I've already listed them in my piece, "Anatomy of an RBA rate cut" dated 30 January, and with matching pictures.

It appears that the RBA continues to hitch its star on the improving labour market and its impact on wages.

"The outlook for the labor market remains positive. The unemployment rate is 5%, the lowest in six years. With the economy expected to continue to grow above trend, a further reduction in the unemployment rate is likely. The vacancy rate is high and there are reports of skills shortages in some areas. The stronger labour market has led to some pick-up in wages growth, which is a welcome development. The improvement in the economy should see some further lift in wages growth over time, although this is still expected to be a gradual process."

This space has shown that while the headline numbers in the latest domestic labour market stats were so very good, the details hide the devil. See "Good jobs bad jobs" published here on 25 January 2019.

The latest update on the ANZ job ads - a leading indicator of employment growth three months ahead - support my not so positive outlook on the domestic labour market. Job ads dropped by 3.7% in the year to January 2019 - the biggest contraction since February 2014) - nearly reversing the 4.2% gain recorded in the previous month.

But wait there's more! In early June 2018, this put forth a thesis that long stretches of steady interest rates have been followed by a rate reduction ... despite a priori "statements" of optimism from the RBA on each and every occasion.

Here are some snippets of the piece if you're interested:

The second longest stretch of steady interest rates is the 18-month period between August 2013 and January 2015 with the cash rate frozen at 2.5% before being lowered to 2.25% on February 2015.
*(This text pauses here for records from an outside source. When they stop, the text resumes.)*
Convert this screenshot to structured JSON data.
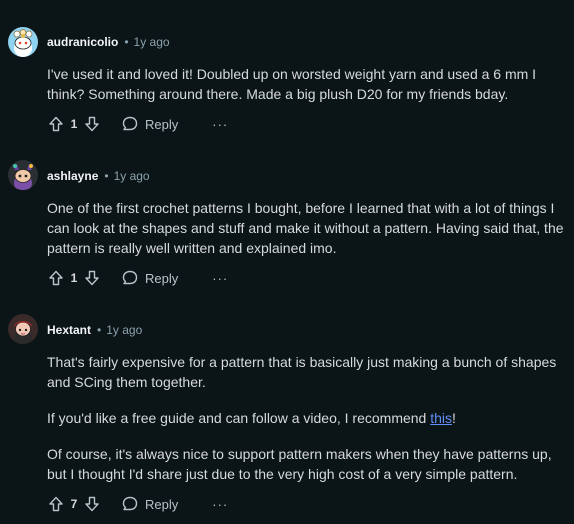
{
  "comments": [
    {
      "author": "audranicolio",
      "separator": "•",
      "time": "1y ago",
      "avatar_icon": "snoo-avatar-white-flower-hat",
      "paragraphs": [
        "I've used it and loved it! Doubled up on worsted weight yarn and used a 6 mm I think? Something around there. Made a big plush D20 for my friends bday."
      ],
      "votes": "1",
      "reply_label": "Reply",
      "more_label": "···"
    },
    {
      "author": "ashlayne",
      "separator": "•",
      "time": "1y ago",
      "avatar_icon": "snoo-avatar-purple-ears",
      "paragraphs": [
        "One of the first crochet patterns I bought, before I learned that with a lot of things I can look at the shapes and stuff and make it without a pattern. Having said that, the pattern is really well written and explained imo."
      ],
      "votes": "1",
      "reply_label": "Reply",
      "more_label": "···"
    },
    {
      "author": "Hextant",
      "separator": "•",
      "time": "1y ago",
      "avatar_icon": "snoo-avatar-red-hair",
      "paragraphs": [
        "That's fairly expensive for a pattern that is basically just making a bunch of shapes and SCing them together.",
        "Of course, it's always nice to support pattern makers when they have patterns up, but I thought I'd share just due to the very high cost of a very simple pattern."
      ],
      "link_paragraph": {
        "before": "If you'd like a free guide and can follow a video, I recommend ",
        "link_text": "this",
        "after": "!"
      },
      "votes": "7",
      "reply_label": "Reply",
      "more_label": "···"
    }
  ],
  "colors": {
    "background": "#0b1416",
    "text": "#d7dadc",
    "meta": "#8ba2ad",
    "link": "#648efc"
  }
}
The RBA don't meet in January but the statement issued by then RBA Governor Glenn Stevens on December 2014 talked about moderate pace in the global economy, accommodative global financial conditions and "In Australia, most data are consistent with moderate growth in the economy ... Inflation is running between 2 and 3%, as expected" ... and "some forward indicators of employment have been firming this year."

Therefore, "In the board's judgement, monetary policy is appropriately configured to foster sustainable growth in demand and inflation outcomes consistent with the target. On present indications, the most prudent course is likely to be a period of stability in interest rates."

And then came the cut at its February 2015 meeting, despite data available to the RBA at the time showed GDP growth averaged 2.6% in 2014, the weighted median inflation measure and wages growth both averaged 2.6%. The unemployment rate though was running at around 6%.

'Twas the same when the RBA held interest rates unchanged at 2% between May 2015 and April 2016 or at 4.75% back in November 2010 to October 2011, both were followed by a reduction in interest rates.